The congregations have two goals for the garden. The first is to beautify the walkway, using an array of native Manitoba flowers, grasses and shrubs. The other is to give the two faith groups a chance to build new friendships.
“Through the garden, we want to get to know each other better and foster understanding between our two groups,” says Sara Jane Schmidt, one of the pastors at River East.
Adds Gurpreet Brar, a member of the gurdwara: “We hope this partnership between the two faith communities will grow into a special friendship and inspire other groups to collaborate on areas of mutual interest and concern.”
Last August, more than 100 people from the two groups gathered for the official sod-breaking.
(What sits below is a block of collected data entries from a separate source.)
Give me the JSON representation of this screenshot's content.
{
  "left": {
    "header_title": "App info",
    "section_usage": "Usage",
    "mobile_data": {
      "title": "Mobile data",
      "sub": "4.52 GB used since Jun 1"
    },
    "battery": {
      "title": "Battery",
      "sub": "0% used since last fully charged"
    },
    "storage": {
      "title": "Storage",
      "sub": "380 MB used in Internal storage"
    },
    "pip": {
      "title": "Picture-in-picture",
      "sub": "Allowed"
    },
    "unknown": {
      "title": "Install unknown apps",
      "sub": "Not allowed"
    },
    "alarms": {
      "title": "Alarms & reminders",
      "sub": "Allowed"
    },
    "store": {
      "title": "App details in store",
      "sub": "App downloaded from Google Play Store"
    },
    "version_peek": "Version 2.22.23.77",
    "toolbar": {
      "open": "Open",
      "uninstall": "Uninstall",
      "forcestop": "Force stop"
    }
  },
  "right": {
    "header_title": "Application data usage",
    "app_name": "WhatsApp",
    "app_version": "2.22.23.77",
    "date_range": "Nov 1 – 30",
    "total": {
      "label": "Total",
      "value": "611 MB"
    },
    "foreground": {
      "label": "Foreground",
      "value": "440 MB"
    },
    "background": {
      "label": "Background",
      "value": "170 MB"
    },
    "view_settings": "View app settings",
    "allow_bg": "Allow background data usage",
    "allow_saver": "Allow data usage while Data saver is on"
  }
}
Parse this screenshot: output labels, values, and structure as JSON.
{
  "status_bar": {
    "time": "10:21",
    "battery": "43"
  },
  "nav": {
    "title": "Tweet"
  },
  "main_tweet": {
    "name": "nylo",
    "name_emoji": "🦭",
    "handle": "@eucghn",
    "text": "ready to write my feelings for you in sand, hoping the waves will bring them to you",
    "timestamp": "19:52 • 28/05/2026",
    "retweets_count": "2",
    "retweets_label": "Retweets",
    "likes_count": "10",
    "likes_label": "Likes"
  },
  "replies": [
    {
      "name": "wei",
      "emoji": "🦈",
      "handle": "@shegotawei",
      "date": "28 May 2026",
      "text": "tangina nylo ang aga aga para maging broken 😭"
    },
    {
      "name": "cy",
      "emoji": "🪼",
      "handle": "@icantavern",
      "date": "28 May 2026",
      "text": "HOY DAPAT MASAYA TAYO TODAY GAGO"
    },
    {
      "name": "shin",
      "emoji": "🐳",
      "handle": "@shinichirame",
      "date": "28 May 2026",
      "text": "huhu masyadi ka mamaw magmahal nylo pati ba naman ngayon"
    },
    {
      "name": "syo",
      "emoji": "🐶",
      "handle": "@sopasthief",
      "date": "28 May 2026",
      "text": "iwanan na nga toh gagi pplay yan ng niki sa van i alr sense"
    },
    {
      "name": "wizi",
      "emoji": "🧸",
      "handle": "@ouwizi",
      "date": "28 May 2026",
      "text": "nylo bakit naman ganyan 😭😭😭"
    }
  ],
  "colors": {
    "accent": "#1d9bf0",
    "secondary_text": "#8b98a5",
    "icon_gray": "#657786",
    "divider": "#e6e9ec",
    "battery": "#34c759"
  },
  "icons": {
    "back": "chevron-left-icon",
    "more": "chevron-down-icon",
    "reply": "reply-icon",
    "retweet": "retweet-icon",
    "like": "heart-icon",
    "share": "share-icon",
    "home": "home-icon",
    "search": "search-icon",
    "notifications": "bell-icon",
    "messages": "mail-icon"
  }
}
Following the ceremony, which featured blessings and prayers from leaders from River East and the gurdwara, the crowd celebrated with a meal of traditional Mennonite and Indian foods — like platz and samosas. In June people from the two groups got together again, this time to plant flowers and plants.
But it doesn’t stop there; members from River East have gone to the gurdwara for a service and a meal, and in June a member of the gurdwara visited River East to share about the Sikh faith.
“Since the beginning of our inter-faith collaboration, we have worked together hand-in-hand,” says Brar, adding that the project has been an opportunity to “explore values we share while respecting differences.”
Sikhs originated in India, while Mennonites came from Europe. Sikhs use Punjabi in their worship services, while English is used at almost all Mennonite churches in Canada.